As was perfectly summarized in Le Monde on 22 January 2018: "It is difficult to find the right balance between the flexibility expected by managers/executive employees working a fixed number of days per year and reinforced by the new forms of work (telecommuting, home office, co-working ...) and the potential drifts of excessive hourly workload.

However, an obligation to control the employee's workload weighs on the employer in that he must regularly ensure that the employee's workload is reasonable and allows for a proper distribution of his working schedule (Art. L.3121-60 of the French Labor Code).

Labor Courts ensure that this requirement, which is intended to ensure the health of employees working in days per year ("forfait jours") is respected, particularly in terms of maximum working hours and daily and weekly rest periods (Cass. soc., 29 June 2011, n°09-71107).

To do this, the employer must in particular:

- Set up a declarative statement, on a monthly basis, signed by the supervisor and validated by the human resources department, along with a possibility to warn the hierarchy in the event of difficulty, and of requesting an interview from the human resources department (Cass. soc., 8 September 2016, n°14-26256).

- Run a control of the number of days or half-days worked by the employees working in days per year and raise during the annual interview the questions of organization and workload of the employees as well as the amplitude of their working days (Cass. soc., 23 January 2019, n°17-22148).

- Ensure that the employees working according to a days-per-year scheme comply with the mandatory daily and weekly resting periods and comply with the provisions of the collective bargaining agreement designed to protect the health and safety of employees working in days per year (Cass. soc., 19 December 2018, n°17-18725).

That being said, the case law has recently added that the employer must not control the planning of employees with a working time in days per year (Cass. soc., 27 March 2019, n°17-31715), who must indeed benefit from a sufficient autonomy in scheduling their work.

In the same time, the CJEU, to which the Spanish Tribunal Supremo referred a question, has just rendered a decision in which it makes a very strong reminder of the obligations to monitor its employees' workload by the employer (CJEU, 14 May 2019, C-55/18 Federación de Servicios de Comisiones Obreras (CCOO) / Deutsche Bank SAE).

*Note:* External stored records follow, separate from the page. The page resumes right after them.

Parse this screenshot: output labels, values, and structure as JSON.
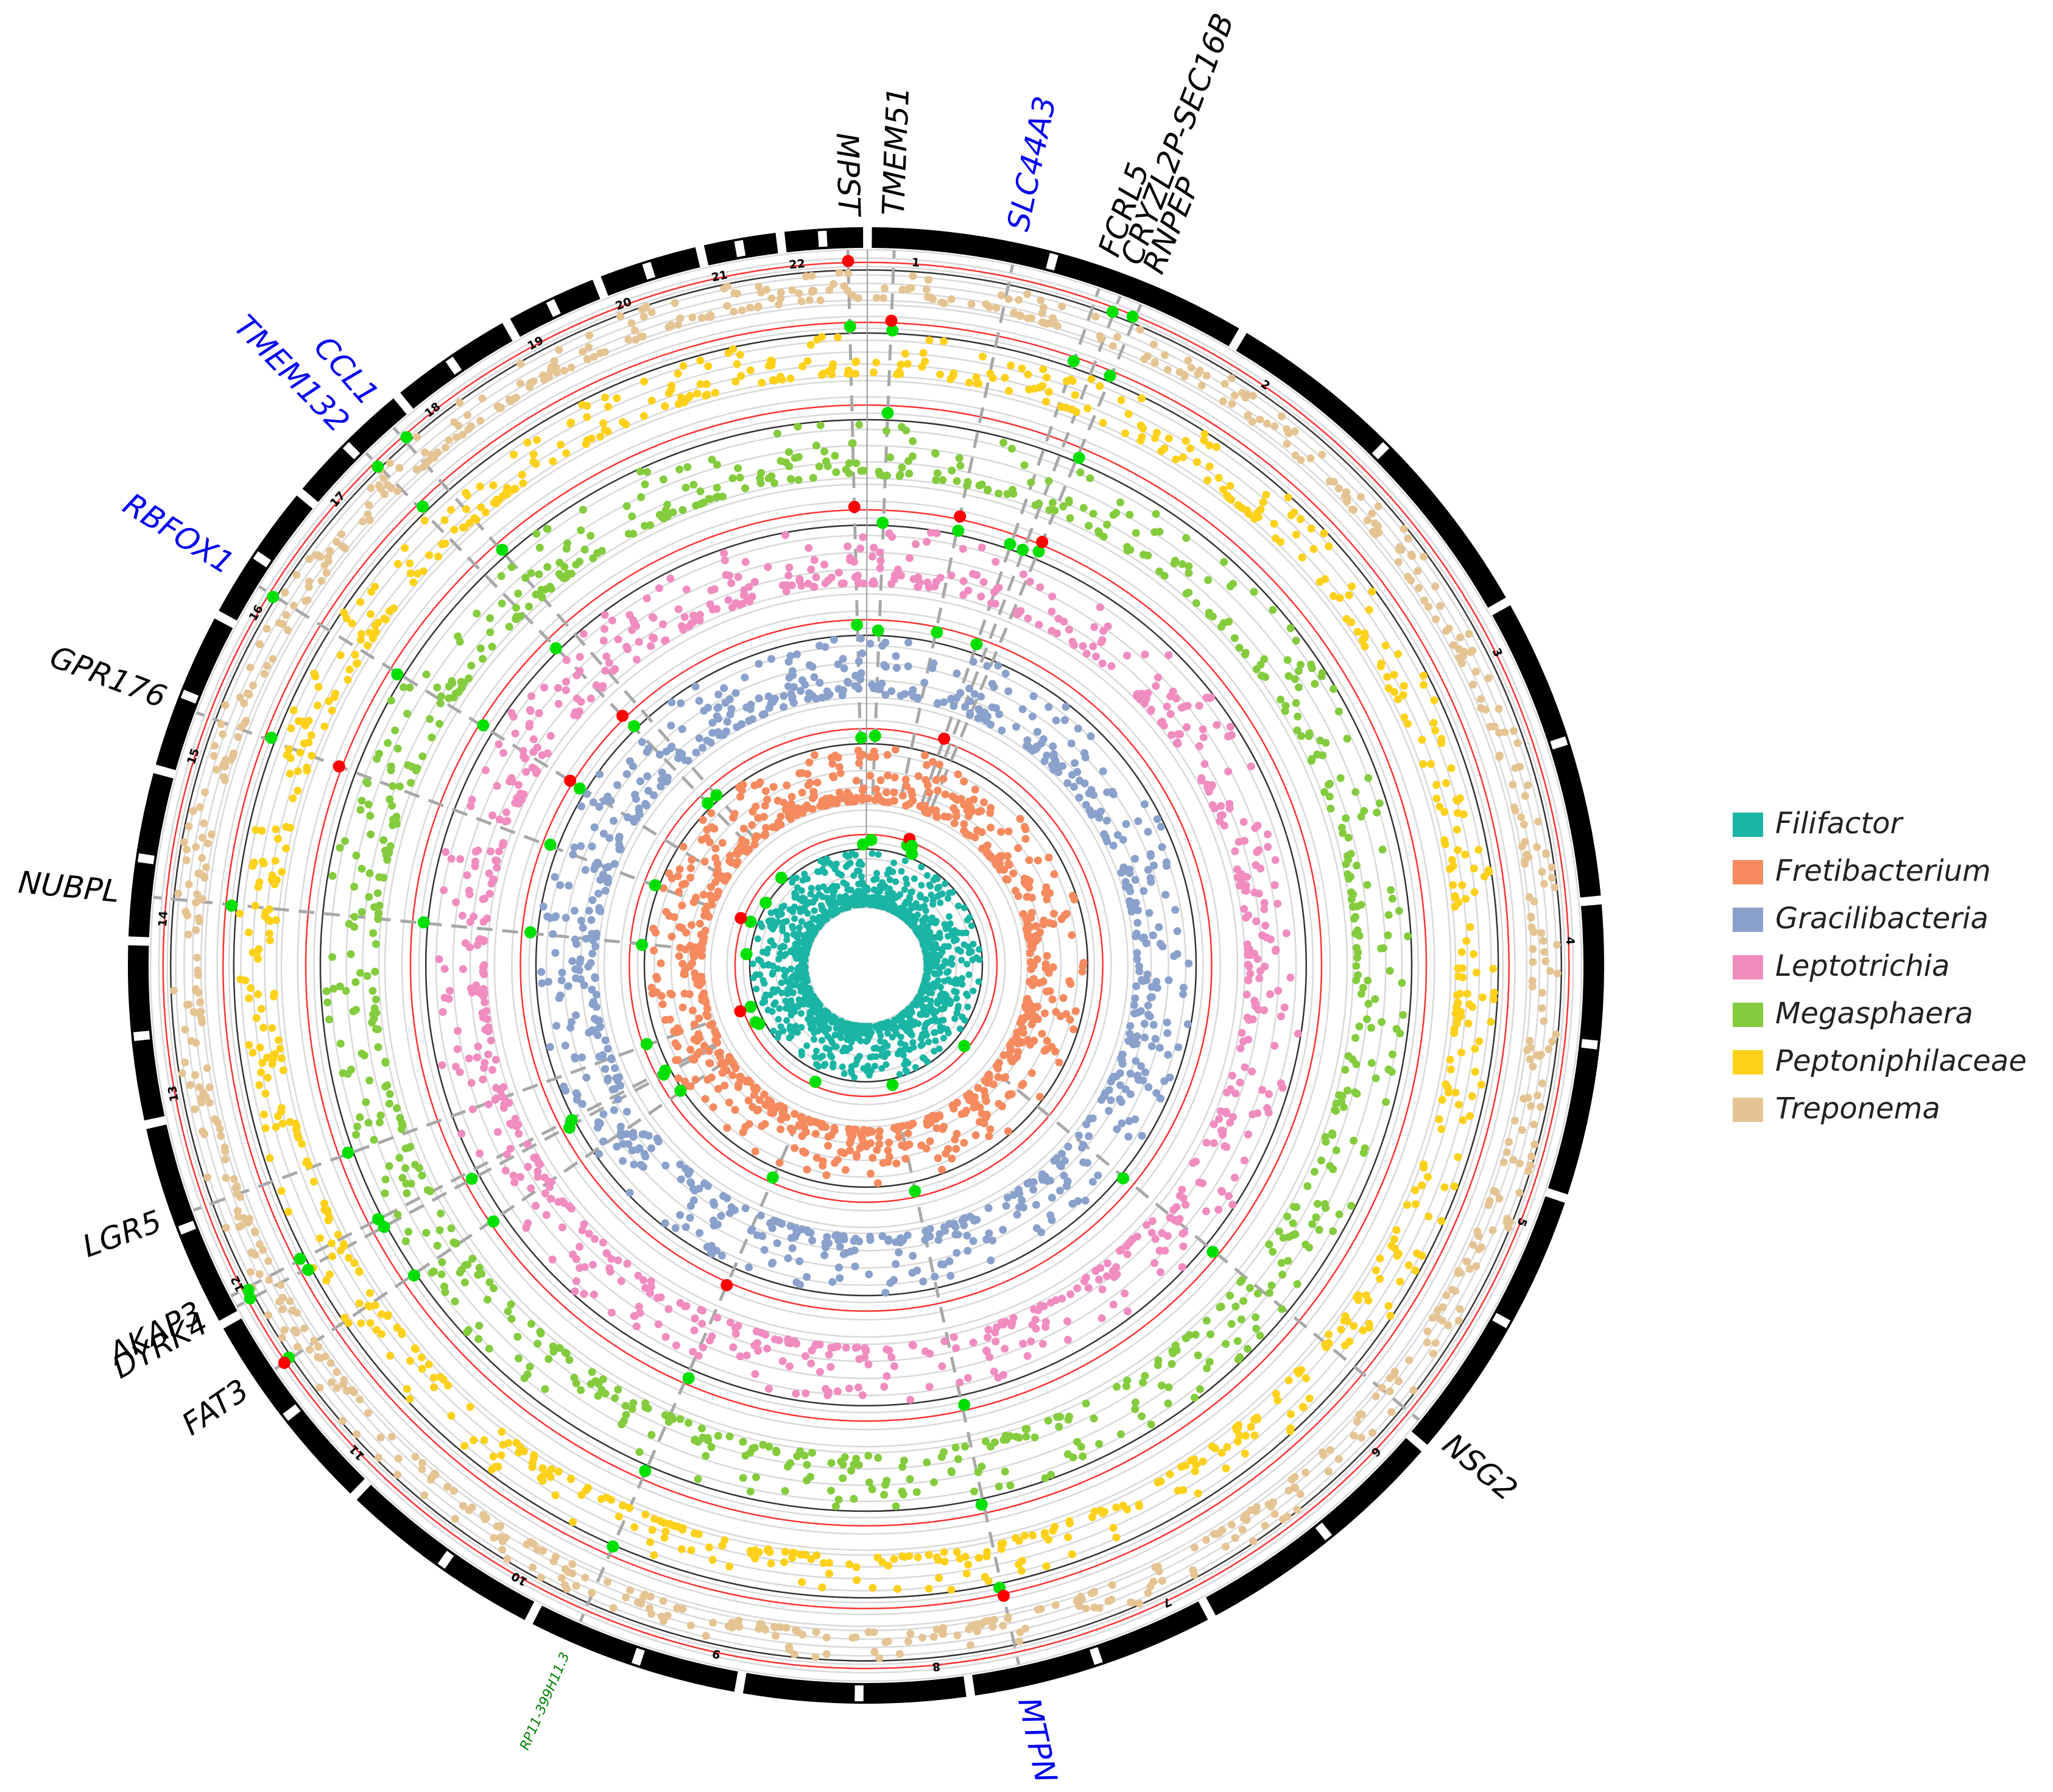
{
  "chart_data": {
    "type": "circular-manhattan",
    "title": "",
    "chromosomes": [
      "1",
      "2",
      "3",
      "4",
      "5",
      "6",
      "7",
      "8",
      "9",
      "10",
      "11",
      "12",
      "13",
      "14",
      "15",
      "16",
      "17",
      "18",
      "19",
      "20",
      "21",
      "22"
    ],
    "chromosome_weights": [
      249,
      242,
      198,
      190,
      181,
      171,
      159,
      145,
      138,
      134,
      135,
      133,
      114,
      107,
      102,
      90,
      83,
      80,
      59,
      64,
      47,
      51
    ],
    "series": [
      {
        "name": "Filifactor",
        "color": "#1ab5a4",
        "ring": 1
      },
      {
        "name": "Fretibacterium",
        "color": "#f58a5f",
        "ring": 2
      },
      {
        "name": "Gracilibacteria",
        "color": "#8aa1cb",
        "ring": 3
      },
      {
        "name": "Leptotrichia",
        "color": "#f08cc0",
        "ring": 4
      },
      {
        "name": "Megasphaera",
        "color": "#84cc3e",
        "ring": 5
      },
      {
        "name": "Peptoniphilaceae",
        "color": "#ffd11a",
        "ring": 6
      },
      {
        "name": "Treponema",
        "color": "#e5c494",
        "ring": 7
      }
    ],
    "significance_colors": {
      "suggestive": "#00e000",
      "genome_wide": "#ff0000"
    },
    "genes": [
      {
        "label": "MPST",
        "chr": "22",
        "pos": 0.8,
        "color": "#000000"
      },
      {
        "label": "TMEM51",
        "chr": "1",
        "pos": 0.06,
        "color": "#000000"
      },
      {
        "label": "SLC44A3",
        "chr": "1",
        "pos": 0.38,
        "color": "#0000ee"
      },
      {
        "label": "FCRL5",
        "chr": "1",
        "pos": 0.62,
        "color": "#000000"
      },
      {
        "label": "CRYZL2P-SEC16B",
        "chr": "1",
        "pos": 0.68,
        "color": "#000000"
      },
      {
        "label": "RNPEP",
        "chr": "1",
        "pos": 0.74,
        "color": "#000000"
      },
      {
        "label": "CCL1",
        "chr": "17",
        "pos": 0.85,
        "color": "#0000ee"
      },
      {
        "label": "TMEM132",
        "chr": "17",
        "pos": 0.55,
        "color": "#0000ee"
      },
      {
        "label": "RBFOX1",
        "chr": "16",
        "pos": 0.3,
        "color": "#0000ee"
      },
      {
        "label": "GPR176",
        "chr": "15",
        "pos": 0.4,
        "color": "#000000"
      },
      {
        "label": "NUBPL",
        "chr": "14",
        "pos": 0.25,
        "color": "#000000"
      },
      {
        "label": "LGR5",
        "chr": "12",
        "pos": 0.55,
        "color": "#000000"
      },
      {
        "label": "AKAP3",
        "chr": "12",
        "pos": 0.08,
        "color": "#000000"
      },
      {
        "label": "DYRK4",
        "chr": "12",
        "pos": 0.02,
        "color": "#000000"
      },
      {
        "label": "FAT3",
        "chr": "11",
        "pos": 0.7,
        "color": "#000000"
      },
      {
        "label": "RP11-399H11.3",
        "chr": "9",
        "pos": 0.8,
        "color": "#008000"
      },
      {
        "label": "MTPN",
        "chr": "7",
        "pos": 0.8,
        "color": "#0000ee"
      },
      {
        "label": "NSG2",
        "chr": "5",
        "pos": 0.95,
        "color": "#000000"
      }
    ],
    "legend": {
      "placement": "right"
    }
  }
}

Based on the Charter of Fundamental Rights of the EU, and the European working time directive, the Court declares that those rules preclude national laws that, do not require employers to set up an "objective, reliable and accessible system enabling the duration of time worked each day by each worker to be measured", such processes being fundamental as far as the rights to health and rest of the employees are concerned.

Some see in this decision a step back to a clock-in system. As far as France is concerned, one can also see here a mere – although very firm – reminder of principles already set out by the L&E Section of the French Highest Court since 2011 with a series of nullification of working time schemes in days per year in several Nation-wide CBAs (Cass. soc. 29 juin 2011, n°09-71107), following decisions of the European Committee of Social Rights in 2004 and 2010.

These successive decisions make no less complex the use of days-per-year schemes and continue to promise many requests for payment of overtime by employees at the occasion of their Court claims against their dismissal ... or when the rigor of the law creates a deadweight effect.

It is therefore highly recommended to remain very cautious in the use and implementation of days-per-year schemes!